Abstract

Variation in dose-timing within multiday chemotherapy regimens is largely unknown with convention being to administer subsequent days of treatment at 24-h intervals. However, in reality there are many occasions where doses are given either earlier or later to accommodate a variety of clinical and operational priorities. This project aimed to evaluate the degree of existing variation in chemotherapy dose-timing and to investigate whether deliberate variation could improve quality and efficiency outcomes such as reduction of after hours chemotherapy administration or reduced inpatient length of stay. Chemotherapy charts and hospital admission datasets (n = 112) from sarcoma and hematology inpatient regimens were retrospectively audited to ascertain existing variation in dose-timing and overall length of stay.

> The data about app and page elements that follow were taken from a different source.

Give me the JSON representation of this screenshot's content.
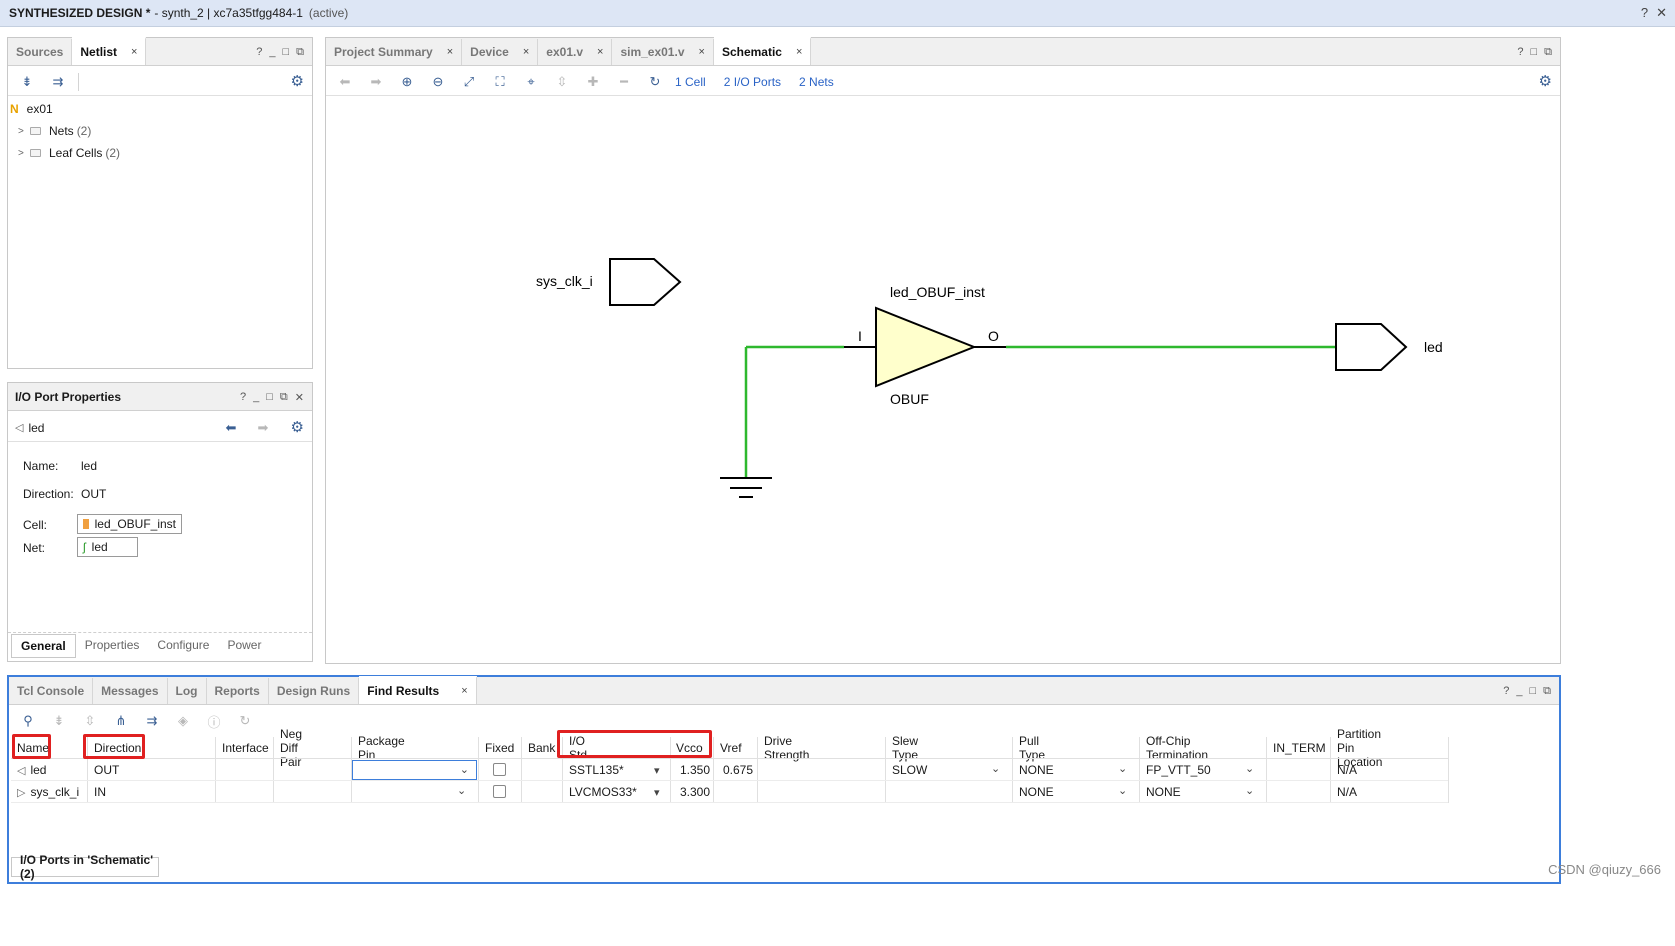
{
  "window": {
    "title_main": "SYNTHESIZED DESIGN *",
    "title_sub": "- synth_2 | xc7a35tfgg484-1",
    "title_state": "(active)",
    "controls": [
      "?",
      "✕"
    ]
  },
  "netlist_panel": {
    "tabs": [
      {
        "label": "Sources"
      },
      {
        "label": "Netlist",
        "close": "×"
      }
    ],
    "ctrl": [
      "?",
      "_",
      "□",
      "⧉"
    ],
    "root": {
      "badge": "N",
      "label": "ex01"
    },
    "items": [
      {
        "label": "Nets",
        "count": "(2)"
      },
      {
        "label": "Leaf Cells",
        "count": "(2)"
      }
    ]
  },
  "props_panel": {
    "title": "I/O Port Properties",
    "ctrl": [
      "?",
      "_",
      "□",
      "⧉",
      "✕"
    ],
    "object": "led",
    "name_label": "Name:",
    "name_value": "led",
    "direction_label": "Direction:",
    "direction_value": "OUT",
    "cell_label": "Cell:",
    "cell_value": "led_OBUF_inst",
    "net_label": "Net:",
    "net_value": "led",
    "bottom_tabs": [
      "General",
      "Properties",
      "Configure",
      "Power"
    ]
  },
  "editor": {
    "tabs": [
      {
        "label": "Project Summary",
        "close": "×"
      },
      {
        "label": "Device",
        "close": "×"
      },
      {
        "label": "ex01.v",
        "close": "×"
      },
      {
        "label": "sim_ex01.v",
        "close": "×"
      },
      {
        "label": "Schematic",
        "close": "×"
      }
    ],
    "ctrl": [
      "?",
      "□",
      "⧉"
    ],
    "links": [
      "1 Cell",
      "2 I/O Ports",
      "2 Nets"
    ]
  },
  "schematic": {
    "input_port": "sys_clk_i",
    "cell_instance": "led_OBUF_inst",
    "cell_type": "OBUF",
    "pin_in": "I",
    "pin_out": "O",
    "output_port": "led",
    "colors": {
      "wire": "#2eb82e",
      "buffer_fill": "#ffffcc",
      "outline": "#000000"
    }
  },
  "bottom_panel": {
    "tabs": [
      {
        "label": "Tcl Console"
      },
      {
        "label": "Messages"
      },
      {
        "label": "Log"
      },
      {
        "label": "Reports"
      },
      {
        "label": "Design Runs"
      },
      {
        "label": "Find Results",
        "close": "×"
      }
    ],
    "ctrl": [
      "?",
      "_",
      "□",
      "⧉"
    ],
    "columns": [
      "Name",
      "Direction",
      "Interface",
      "Neg Diff Pair",
      "Package Pin",
      "Fixed",
      "Bank",
      "I/O Std",
      "Vcco",
      "Vref",
      "Drive Strength",
      "Slew Type",
      "Pull Type",
      "Off-Chip Termination",
      "IN_TERM",
      "Partition Pin Location"
    ],
    "rows": [
      {
        "name": "led",
        "direction": "OUT",
        "iostd": "SSTL135*",
        "vcco": "1.350",
        "vref": "0.675",
        "slew": "SLOW",
        "pull": "NONE",
        "term": "FP_VTT_50",
        "partition": "N/A"
      },
      {
        "name": "sys_clk_i",
        "direction": "IN",
        "iostd": "LVCMOS33*",
        "vcco": "3.300",
        "vref": "",
        "slew": "",
        "pull": "NONE",
        "term": "NONE",
        "partition": "N/A"
      }
    ],
    "status": "I/O Ports in 'Schematic' (2)",
    "highlight_color": "#e02020"
  },
  "watermark": "CSDN @qiuzy_666"
}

Clinical practice guidelines enabling a safe degree of dose-timing variation for individual chemotherapy regimens were developed, implemented over a 3-month period, and evaluated against safety, efficiency and economic outcomes. Baseline dose-timing variation was common with administration occurring up to 8 h early and 7 h later than conventional 24-h dosing intervals. Following implementation of clinical practice guidelines, there was a 10% reduction in chemotherapy finishing after hours and a significant reduction in length of stay for two sarcoma regimens, projected to save 24 inpatient bed days (over $20,000) across more than forty inpatient episodes annually. Deviation from the standard 24-h chemotherapy day (deliberately or inadvertently) was a common yet unstandardized practice. Clinical practice guidelines enabling flexible dose-timing of chemotherapy provided an opportunity to improve chemotherapy administration safety measures, tailor chemotherapy delivery to ward and patient needs, and in some instances reduce non-value-added length of stay.